Signal smoothing by sliding window¶
Let's consider 4 ways of smoothing a signal with a sliding window, from low-level to the highest level.
Different ways of signal smoothing¶
In different applications, an engineer may need a wide variety of signal filtering methods, and we will break down four methods (that work identically) and discuss their advantages and disadvantages.
Delay chain (explicit FIR)¶
Firstly, the lowest level method of implementing a sliding window would be to simply memorise a certain number of signal points, say 100, as they arrive. The result would be the sum of all these "delayed measurements" divided by their number (100).
Inside the filter there are 10 identical blocks whose outputs are summed and divided by 100.
Inside each such block are 10 delay blocks Unit Delay, which memorise the next value before passing to the next block the value they received a step earlier.
Why did we create such a hierarchy of blocks? By arranging the delay blocks in this way we avoided the need to create a line of 100 delay blocks.
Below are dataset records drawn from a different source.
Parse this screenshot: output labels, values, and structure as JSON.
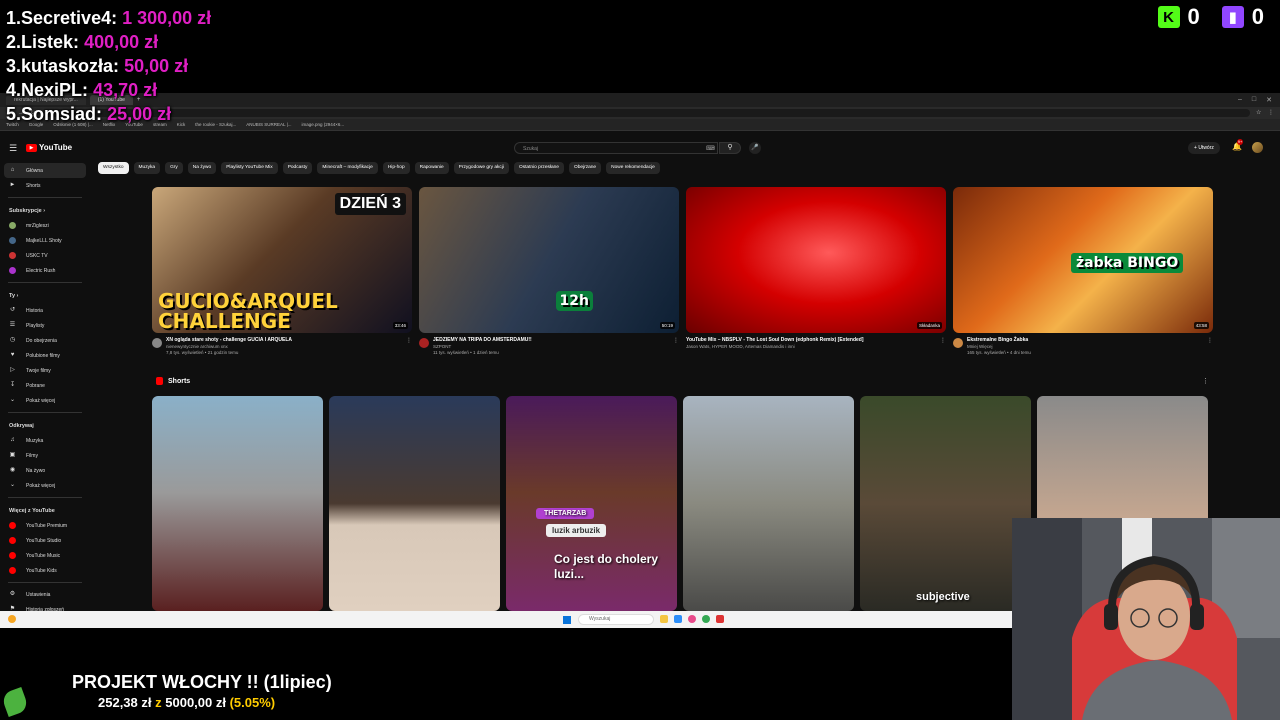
{
  "leaderboard": [
    {
      "rank": "1.",
      "name": "Secretive4:",
      "amount": "1 300,00 zł"
    },
    {
      "rank": "2.",
      "name": "Listek:",
      "amount": "400,00 zł"
    },
    {
      "rank": "3.",
      "name": "kutaskozła:",
      "amount": "50,00 zł"
    },
    {
      "rank": "4.",
      "name": "NexiPL:",
      "amount": "43,70 zł"
    },
    {
      "rank": "5.",
      "name": "Somsiad:",
      "amount": "25,00 zł"
    }
  ],
  "platforms": {
    "kick": {
      "letter": "K",
      "count": "0",
      "color": "#53fc18"
    },
    "twitch": {
      "count": "0",
      "color": "#9146ff"
    }
  },
  "browser": {
    "tabs": [
      "rekrutacja | Najlepsze wypr...",
      "(1) YouTube"
    ],
    "bookmarks": [
      "Twitch",
      "Google",
      "Odsłonie (1 608) |...",
      "Netflix",
      "YouTube",
      "stream",
      "Kick",
      "the rookie - Szukaj...",
      "ANUBIS SURREAL |...",
      "image.png (2944×6..."
    ]
  },
  "youtube": {
    "logo": "YouTube",
    "search_placeholder": "Szukaj",
    "create_label": "Utwórz",
    "notifications": "9+",
    "chips": [
      "Wszystko",
      "Muzyka",
      "Gry",
      "Na żywo",
      "Playlisty YouTube Mix",
      "Podcasty",
      "Minecraft – modyfikacje",
      "Hip-hop",
      "Rapowanie",
      "Przygodowe gry akcji",
      "Ostatnio przesłane",
      "Obejrzane",
      "Nowe rekomendacje"
    ],
    "sidebar": {
      "top": [
        {
          "icon": "home-icon",
          "label": "Główna",
          "active": true
        },
        {
          "icon": "shorts-icon",
          "label": "Shorts"
        }
      ],
      "subs_head": "Subskrypcje",
      "subs": [
        "mrZigleszi",
        "MajkeLLL Shoty",
        "USKC TV",
        "Electric Rush"
      ],
      "you_head": "Ty",
      "you": [
        "Historia",
        "Playlisty",
        "Do obejrzenia",
        "Polubione filmy",
        "Twoje filmy",
        "Pobrane",
        "Pokaż więcej"
      ],
      "explore_head": "Odkrywaj",
      "explore": [
        "Muzyka",
        "Filmy",
        "Na żywo",
        "Pokaż więcej"
      ],
      "more_head": "Więcej z YouTube",
      "more": [
        "YouTube Premium",
        "YouTube Studio",
        "YouTube Music",
        "YouTube Kids"
      ],
      "bottom": [
        "Ustawienia",
        "Historia zgłoszeń"
      ]
    },
    "videos": [
      {
        "title": "XN ogląda stare shoty - challenge GUCIA I ARQUELA",
        "channel": "nienewyntycznie archiwum xnx",
        "stats": "7,8 tys. wyświetleń • 21 godzin temu",
        "duration": "33:46",
        "overlay": "GUCIO&ARQUEL CHALLENGE",
        "badge": "DZIEŃ 3"
      },
      {
        "title": "JEDZIEMY NA TRIPA DO AMSTERDAMU!!",
        "channel": "SZPONT",
        "stats": "11 tys. wyświetleń • 1 dzień temu",
        "duration": "50:19",
        "overlay": "12h",
        "badge": ""
      },
      {
        "title": "YouTube Mix – NBSPLV - The Lost Soul Down (edphonk Remix) [Extended]",
        "channel": "Jason Wats, HYPER MOOD, Artemas Diamandis i inni",
        "stats": "",
        "duration": "Składanka",
        "overlay": "",
        "badge": ""
      },
      {
        "title": "Ekstremalne Bingo Żabka",
        "channel": "Mniej Więcej",
        "stats": "165 tys. wyświetleń • 4 dni temu",
        "duration": "43:58",
        "overlay": "żabka BINGO",
        "badge": ""
      }
    ],
    "shorts_label": "Shorts",
    "shorts": [
      {
        "caption": ""
      },
      {
        "caption": ""
      },
      {
        "caption": "Co jest do cholery luzi...",
        "tag": "THETARZAB",
        "sub": "luzik arbuzik"
      },
      {
        "caption": ""
      },
      {
        "caption": "subjective"
      },
      {
        "caption": ""
      }
    ]
  },
  "taskbar": {
    "search_placeholder": "Wyszukaj"
  },
  "goal": {
    "title": "PROJEKT WŁOCHY !! (1lipiec)",
    "current": "252,38 zł",
    "sep": "z",
    "target": "5000,00 zł",
    "percent": "(5.05%)"
  }
}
This method is not very flexible because we still have to create delay blocks manually. It would be difficult to parameterise such a filter with a mask.
Using an off-the-shelf FIR filter block¶
It is much easier to place the block on the diagram Discrete FIR filter
We will specify the same coefficient weights to the block so that each measurement has the same contribution to the final signal.
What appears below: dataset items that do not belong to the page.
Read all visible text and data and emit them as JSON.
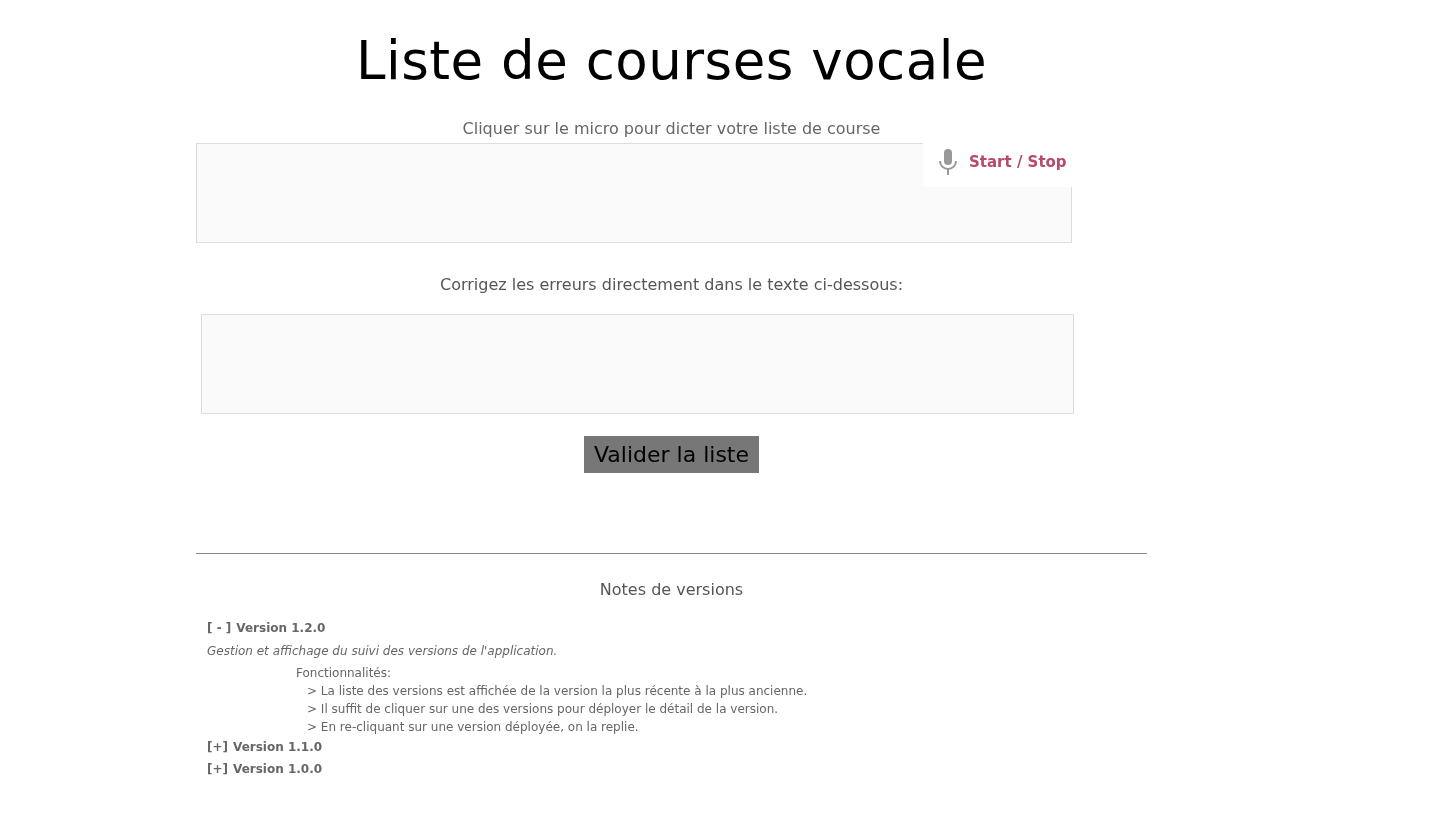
{
  "title": "Liste de courses vocale",
  "dictation": {
    "instruction": "Cliquer sur le micro pour dicter votre liste de course",
    "button": "Start / Stop"
  },
  "correction": {
    "instruction": "Corrigez les erreurs directement dans le texte ci-dessous:"
  },
  "submit_button": "Valider la liste",
  "release_notes": {
    "heading": "Notes de versions",
    "versions": [
      {
        "toggle": "[ - ]",
        "label": "Version 1.2.0",
        "description": "Gestion et affichage du suivi des versions de l'application.",
        "features_heading": "Fonctionnalités:",
        "features": [
          "> La liste des versions est affichée de la version la plus récente à la plus ancienne.",
          "> Il suffit de cliquer sur une des versions pour déployer le détail de la version.",
          "> En re-cliquant sur une version déployée, on la replie."
        ]
      },
      {
        "toggle": "[+]",
        "label": "Version 1.1.0"
      },
      {
        "toggle": "[+]",
        "label": "Version 1.0.0"
      }
    ]
  }
}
Smoothing through CIC filter¶
A CIC filter with equal weights can be created using the much simpler and more elegant design shown below.
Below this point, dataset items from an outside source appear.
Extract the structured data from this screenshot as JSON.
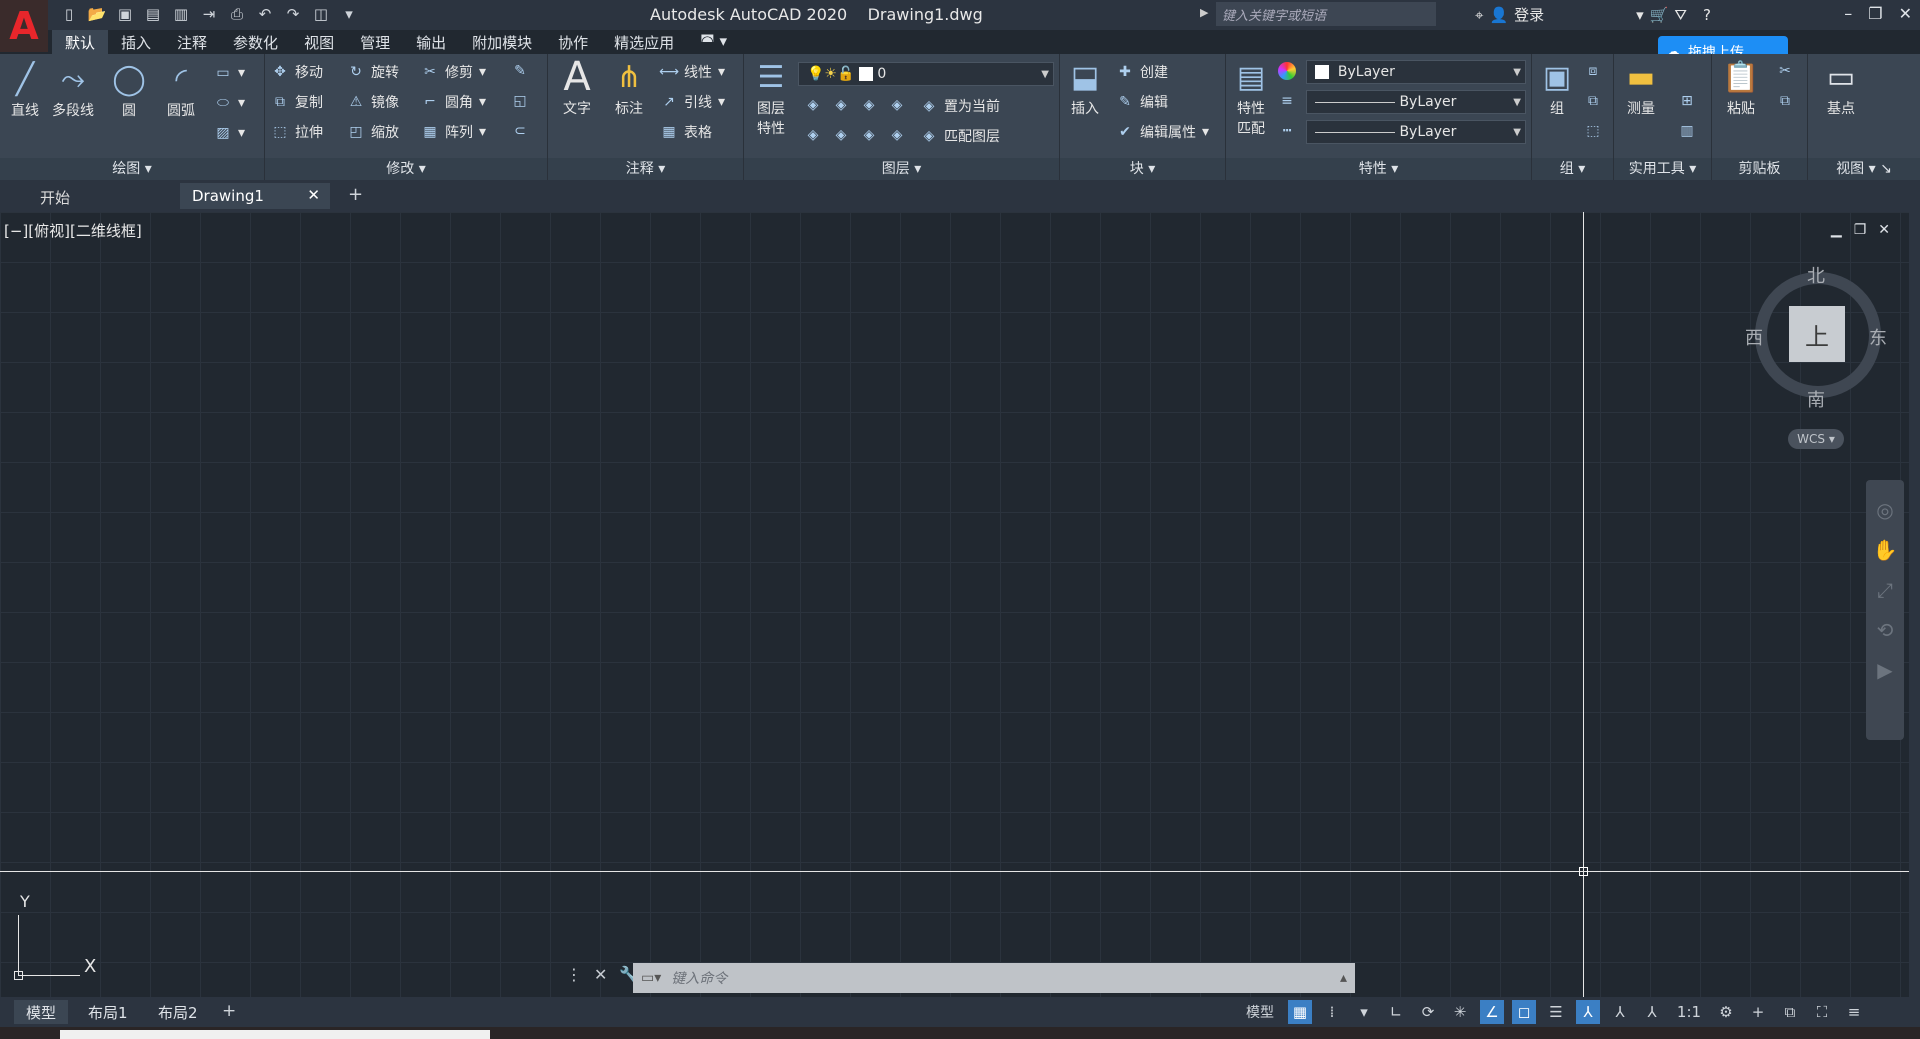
{
  "app": {
    "logo_letter": "A",
    "title": "Autodesk AutoCAD 2020",
    "document": "Drawing1.dwg"
  },
  "search": {
    "placeholder": "键入关键字或短语"
  },
  "user": {
    "login": "登录"
  },
  "ribbon_tabs": [
    "默认",
    "插入",
    "注释",
    "参数化",
    "视图",
    "管理",
    "输出",
    "附加模块",
    "协作",
    "精选应用"
  ],
  "baidu": {
    "label": "拖拽上传"
  },
  "draw": {
    "title": "绘图",
    "line": "直线",
    "polyline": "多段线",
    "circle": "圆",
    "arc": "圆弧"
  },
  "modify": {
    "title": "修改",
    "move": "移动",
    "rotate": "旋转",
    "trim": "修剪",
    "copy": "复制",
    "mirror": "镜像",
    "fillet": "圆角",
    "stretch": "拉伸",
    "scale": "缩放",
    "array": "阵列"
  },
  "annotation": {
    "title": "注释",
    "text": "文字",
    "dimension": "标注",
    "linear": "线性",
    "leader": "引线",
    "table": "表格"
  },
  "layers": {
    "title": "图层",
    "properties": "图层\n特性",
    "layer_value": "0",
    "set_current": "置为当前",
    "match_layer": "匹配图层"
  },
  "block": {
    "title": "块",
    "insert": "插入",
    "create": "创建",
    "edit": "编辑",
    "edit_attr": "编辑属性"
  },
  "properties": {
    "title": "特性",
    "match": "特性\n匹配",
    "color": "ByLayer",
    "linetype": "ByLayer",
    "lineweight": "ByLayer"
  },
  "groups": {
    "title": "组",
    "group": "组"
  },
  "utilities": {
    "title": "实用工具",
    "measure": "测量"
  },
  "clipboard": {
    "title": "剪贴板",
    "paste": "粘贴"
  },
  "view": {
    "title": "视图",
    "base": "基点"
  },
  "file_tabs": {
    "start": "开始",
    "drawing": "Drawing1"
  },
  "viewport": {
    "label": "[−][俯视][二维线框]"
  },
  "viewcube": {
    "north": "北",
    "south": "南",
    "east": "东",
    "west": "西",
    "face": "上",
    "wcs": "WCS"
  },
  "ucs": {
    "x": "X",
    "y": "Y"
  },
  "command": {
    "placeholder": "键入命令"
  },
  "layout_tabs": [
    "模型",
    "布局1",
    "布局2"
  ],
  "status": {
    "model": "模型",
    "scale": "1:1"
  }
}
Here, with a delay length of 100 and a few simple blocks, we have created a cascaded integral comb filter of BICH type (with infinite impulse response). There are no multiplication operations here at all, so the filter is very fast.
Block "Sliding averaging"¶
Another block from the standard library, called Moving Average, if the "sliding window" method is specified in its settings, will implement the same operation as the previous ones.
The block needs to receive a vector of values as input, so we feed a buffered signal into the input port (a block Buffer of length 100 with overlap 99). At the output it will return us a single value packed into a matrix of size 1х1. We convert it into a scalar using the block Demux.
Running the model¶
Let's run the model for 2500 samples. The input signal is generated by the following subsystem:
This is the result of summing the constant 1 with a vector of uniformly distributed noise with amplitude 0.01. After 500 samples of the model, a step with amplitude 1 is added to the signal.
# Если модель еще не открыта, загрузим из файла
if "moving_average" ∉ getfield.(engee.get_all_models(), :name)
engee.load( "$(@__DIR__)/moving_average.engee");
end;
data = engee.run( "moving_average" )
Let's compare the results with each other. They should be identical, but the latter method will introduce a delay of one sample because of the way the signal buffering is implemented.
plot( data["Сглаженный явным FIR"].time, data["Сглаженный явным FIR"].value, label="Сглаженный явным FIR" )
plot!( data["Сглаженный блоком FIR"].time, data["Сглаженный блоком FIR"].value, label="Сглаженный блоком FIR" )
plot!( data["Сглаженный CIC фильтром"].time, data["Сглаженный CIC фильтром"].value, label="Сглаженный CIC фильтром" )
plot!( data["Сглаженный через блок MA"].time, data["Сглаженный через блок MA"].value, label="Сглаженный через блок MA" )
plot!( legend=:bottomright )
Conclusion¶
If you often have to filter signals in your work, you will find it useful to work with the models presented in this example.
The choice of filter depends on whether you need to assign weights (for example, to implement an exponential filter), as well as on what kind of signal is input (scalars or vectors) and whether you need to translate the model into code or not.